Долго. Что так долго? Выдержать такое стояние было трудно.
Утешало лишь то, что так же плохо приходилось не только нам, враг наверняка испытывал те же сложности.
Так думали, пока не увидели, что как раз воду у них разносят
— Целый корпус у них тем только и занимается, водоносы, сака.
— Продуманные.
— Так воюют беспрестанно, вот и набрались опыта.
Теодор вспомнил, что в «Стратегиконе» тоже были подобные наставления, чтобы каждой части войска придавать из «лишних» солдат и обозников тех, кто будет снабжать водой и тогда еще стрелами, чтобы солдаты не имели возможности покинуть поле боя. А ведь вон, с холмов было видно, как часть воинов уходят в обоз. А кто там за ними проследит, если они струсят и вовсе решать убежать?
Шло время и многим скопефтам пришлось выбросить фитиль, который догорел до самого основания и стал уже жечь пальцы. Начали поджигать новый.
— Они уходят! Уходят!
— Кто?
— Что там? Расскажите!
— Карл уводит войска! Савойцы уходят!
Сначала не поверили, но действительно, савойцы выходили из строя и развернувшись, медленно отряд за отрядом уходили, прикрываемые своей конницей. Сарацины их не преследовали.
Перестроение? Наверное они просто занимают новые позиции, да?
Солдаты тянули шеи, пытаясь увидеть что происходит. Ропот поднимался над войском, и бледные офицеры пытались навести порядок.

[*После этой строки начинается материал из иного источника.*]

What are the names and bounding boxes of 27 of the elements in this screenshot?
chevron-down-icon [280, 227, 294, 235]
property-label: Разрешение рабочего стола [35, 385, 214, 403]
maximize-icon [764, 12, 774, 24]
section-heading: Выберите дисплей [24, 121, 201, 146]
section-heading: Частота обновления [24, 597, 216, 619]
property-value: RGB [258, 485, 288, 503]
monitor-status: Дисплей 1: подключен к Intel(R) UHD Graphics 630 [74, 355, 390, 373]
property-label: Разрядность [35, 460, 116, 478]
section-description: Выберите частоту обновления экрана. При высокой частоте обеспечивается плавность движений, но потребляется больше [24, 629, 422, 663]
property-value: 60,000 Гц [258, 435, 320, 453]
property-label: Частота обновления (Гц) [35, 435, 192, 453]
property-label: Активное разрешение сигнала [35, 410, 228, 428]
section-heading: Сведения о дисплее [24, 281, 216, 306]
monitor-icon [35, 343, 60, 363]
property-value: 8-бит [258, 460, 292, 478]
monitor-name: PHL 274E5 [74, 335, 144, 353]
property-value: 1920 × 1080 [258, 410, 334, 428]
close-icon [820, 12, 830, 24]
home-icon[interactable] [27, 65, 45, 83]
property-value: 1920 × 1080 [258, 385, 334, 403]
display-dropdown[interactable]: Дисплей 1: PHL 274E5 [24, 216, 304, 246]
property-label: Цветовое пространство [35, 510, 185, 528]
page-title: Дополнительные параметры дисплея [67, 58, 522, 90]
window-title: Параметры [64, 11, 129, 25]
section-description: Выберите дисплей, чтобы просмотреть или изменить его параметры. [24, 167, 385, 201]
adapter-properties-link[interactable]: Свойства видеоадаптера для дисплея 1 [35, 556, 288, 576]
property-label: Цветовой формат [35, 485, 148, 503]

Иноземцы, особенно бывшие разбойники и прочие случайные люди, составляющие значительную часть, прямо выходили из строя, следую за тысячами савойцев. Друнгарии и турмы распадались на глазах, особенно когда в стане исмаилитов забили барабаны и взревели боевые трубы.
— Трусы! Предатели! — взревели растерянные люди.
— Нас предали!
Лемк, да как и другие, стоял растерянный, не представляя что делать и по уже въевшейся привычке смотря на командиров.
— Что нам делать?
— Стоять! — закричал как можно строже Теодор. — Слушаем команды! Всем заткнуть рты!
Ганчо Михов попытался было отступить в глубь строя, что-то говоря товарищам и Теодору пришлось ударить его, чтобы заткнуть. Теодора жёг взгляд войнука, но сейчас на это было плевать. Требовалось бежать к Дипару, чтобы выяснить что вообще происходит. Поручив всем слушаться декарха, он как старший десятник побежал лично.
Однако, хоть и тут же его встретил, Герард Дипар сам мало что знал и теперь страшно ругался.
Эх, сколько было проклятий произнесено вслух в адрес вероломного герцога!